The inadequacies of colleges to engage their students intellectually, morally, and civically has been documented and commented on by researchers and educational leaders. The affects of this have remain largely hidden and silent. This is compounded by the fact that most of the literature on this subject is written in a dry-3rd person manner, which strips emotion from the real human lives behind the theories.
Human lives are gentle, and need to be handled with care. Their growth, which takes on many forms, is akin to a plant’s. If kept in the wrong environment, a classroom or a dark closet, they will wilt, wither, and die. Like teaching in a classroom, writing (whether books, articles, or research about higher education, generally lacks emotion). It doesn’t touch the heart, mind, soul, and imagination of its readers.
K-12 education is making large strides in improving their learning environments. New progressive schools, as well as school reform efforts such as The Coalition of Essential Schools and Expeditionary Learning Outward Bound, are using student-centered approaches to teaching, that are showing incredible results. Many barriers ensure that similar reforms in high ed. are slow and minimal.
Comments (2)
lifecoach / writer / philosopher…you could do those well…

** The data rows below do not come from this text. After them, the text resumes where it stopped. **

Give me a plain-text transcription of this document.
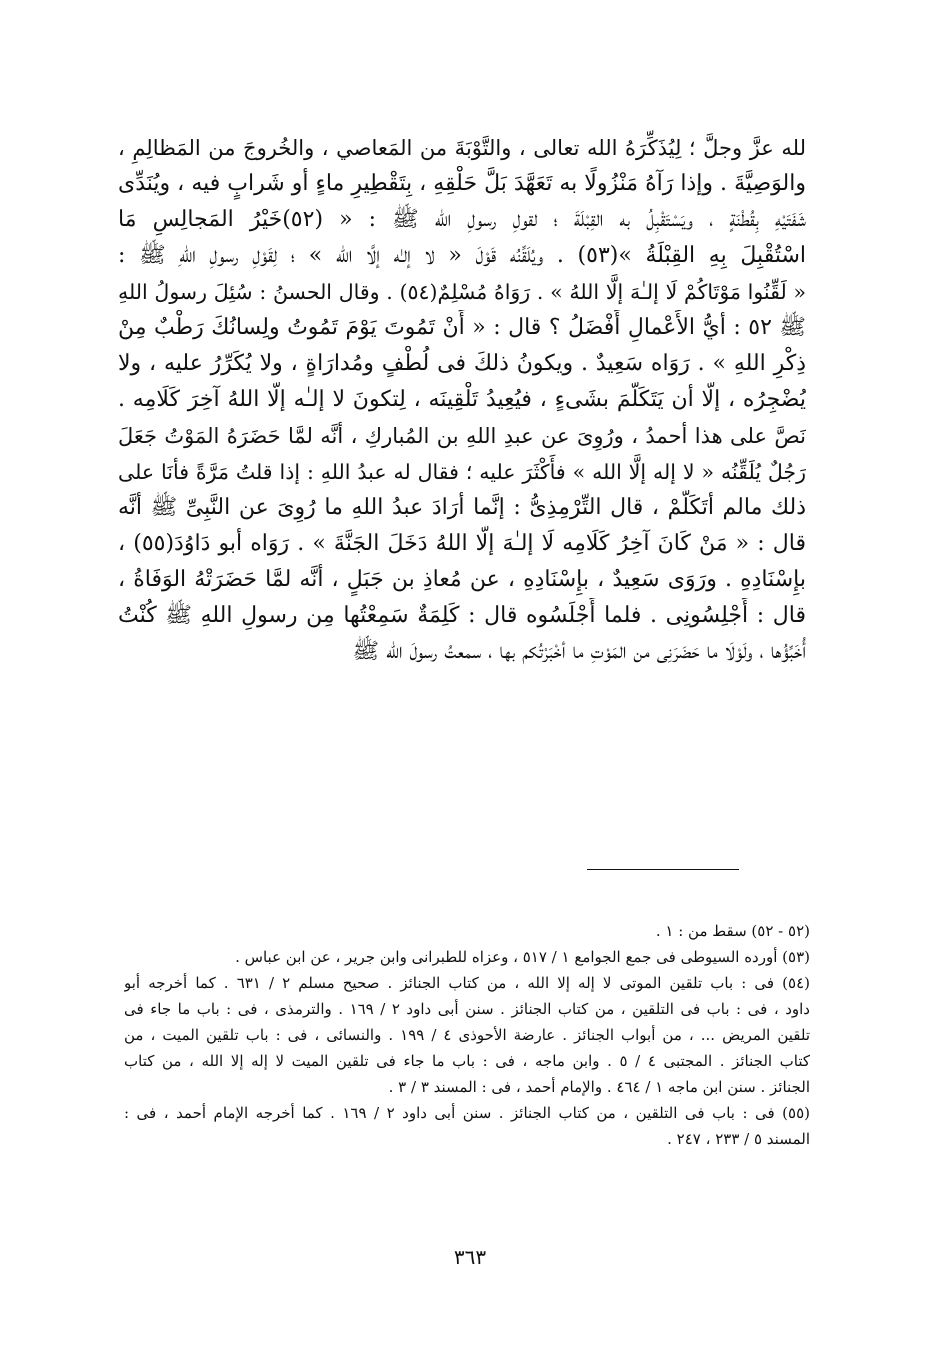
لله عزَّ وجلَّ ؛ لِيُذَكِّرَهُ الله تعالى ، والتَّوْبَةَ من المَعاصي ، والخُروجَ من المَظالِمِ ،
والوَصِيَّةَ . وإذا رَآهُ مَنْزُولًا به تَعَهَّدَ بَلَّ حَلْقِهِ ، بِتَقْطِيرِ ماءٍ أو شَرابٍ فيه ، ويُنَدِّى
شَفَتَيْهِ بِقُطْنَةٍ ، ويَسْتَقْبِلُ به القِبْلَةَ ؛ لقولِ رسولِ الله ﷺ : « (٥٢)خَيْرُ المَجالِسِ مَا
اسْتُقْبِلَ بِهِ القِبْلَةُ »(٥٣) . ويُلَقِّنُه قَوْلَ « لا إلـٰه إلَّا الله » ؛ لِقَوْلِ رسولِ اللهِ ﷺ :
« لَقِّنُوا مَوْتَاكُمْ لَا إلـٰهَ إلَّا اللهُ » . رَوَاهُ مُسْلِمٌ(٥٤) . وقال الحسنُ : سُئِلَ رسولُ اللهِ
ﷺ ٥٢ : أيُّ الأَعْمالِ أَفْضَلُ ؟ قال : « أَنْ تَمُوتَ يَوْمَ تَمُوتُ ولِسانُكَ رَطْبٌ مِنْ
ذِكْرِ اللهِ » . رَوَاه سَعِيدٌ . ويكونُ ذلكَ فى لُطْفٍ ومُدارَاةٍ ، ولا يُكَرِّرُ عليه ، ولا
يُضْجِرُه ، إلَّا أن يَتَكَلَّمَ بشَىءٍ ، فيُعِيدُ تَلْقِينَه ، لِتكونَ لا إلـٰه إلَّا اللهُ آخِرَ كَلَامِه .
نَصَّ على هذا أحمدُ ، ورُوِىَ عن عبدِ اللهِ بن المُباركِ ، أنَّه لمَّا حَضَرَهُ المَوْتُ جَعَلَ
رَجُلٌ يُلَقِّنُه « لا إله إلَّا الله » فأَكْثَرَ عليه ؛ فقال له عبدُ اللهِ : إذا قلتُ مَرَّةً فأنَا على
ذلك مالم أتَكَلَّمْ ، قال التِّرْمِذِىُّ : إنَّما أرَادَ عبدُ اللهِ ما رُوِىَ عن النَّبِىِّ ﷺ أنَّه
قال : « مَنْ كَانَ آخِرُ كَلَامِه لَا إلـٰهَ إلَّا اللهُ دَخَلَ الجَنَّةَ » . رَوَاه أبو دَاوُدَ(٥٥) ،
بإِسْنَادِهِ . ورَوَى سَعِيدٌ ، بإِسْنَادِهِ ، عن مُعاذِ بن جَبَلٍ ، أنَّه لمَّا حَضَرَتْهُ الوَفَاةُ ،
قال : أَجْلِسُونِى . فلما أَجْلَسُوه قال : كَلِمَةٌ سَمِعْتُها مِن رسولِ اللهِ ﷺ كُنْتُ
أُخَبِّؤُها ، ولَوْلَا ما حَضَرَنِى من المَوْتِ ما أخْبَرْتُكم بها ، سمعتُ رسولَ الله ﷺ
(٥٢ - ٥٢) سقط من : ١ .
(٥٣) أورده السيوطى فى جمع الجوامع ١ / ٥١٧ ، وعزاه للطبرانى وابن جرير ، عن ابن عباس .
(٥٤) فى : باب تلقين الموتى لا إله إلا الله ، من كتاب الجنائز . صحيح مسلم ٢ / ٦٣١ . كما أخرجه أبو
داود ، فى : باب فى التلقين ، من كتاب الجنائز . سنن أبى داود ٢ / ١٦٩ . والترمذى ، فى : باب ما جاء فى
تلقين المريض ... ، من أبواب الجنائز . عارضة الأحوذى ٤ / ١٩٩ . والنسائى ، فى : باب تلقين الميت ، من
كتاب الجنائز . المجتبى ٤ / ٥ . وابن ماجه ، فى : باب ما جاء فى تلقين الميت لا إله إلا الله ، من كتاب
الجنائز . سنن ابن ماجه ١ / ٤٦٤ . والإمام أحمد ، فى : المسند ٣ / ٣ .
(٥٥) فى : باب فى التلقين ، من كتاب الجنائز . سنن أبى داود ٢ / ١٦٩ . كما أخرجه الإمام أحمد ، فى :
المسند ٥ / ٢٣٣ ، ٢٤٧ .
٣٦٣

“K-12 education is making large strides in improving their learning environments.” Actually, for 99% of students, the opposite is true. Most elementary and middle schools have become NCLB test factories that no longer even attempt to let children learn. High schools are deep in denial about the need to change. Schools in general have become a disaster for males (see Friday’s USA Today editorial) who are dropping out at rates not seen since the early 1960s. There are good things going on, and good models, but the push from washington and the national media are all in the wrong direction. Right now might be an absolute low-point since k-12 education was “universalized” in the 60s.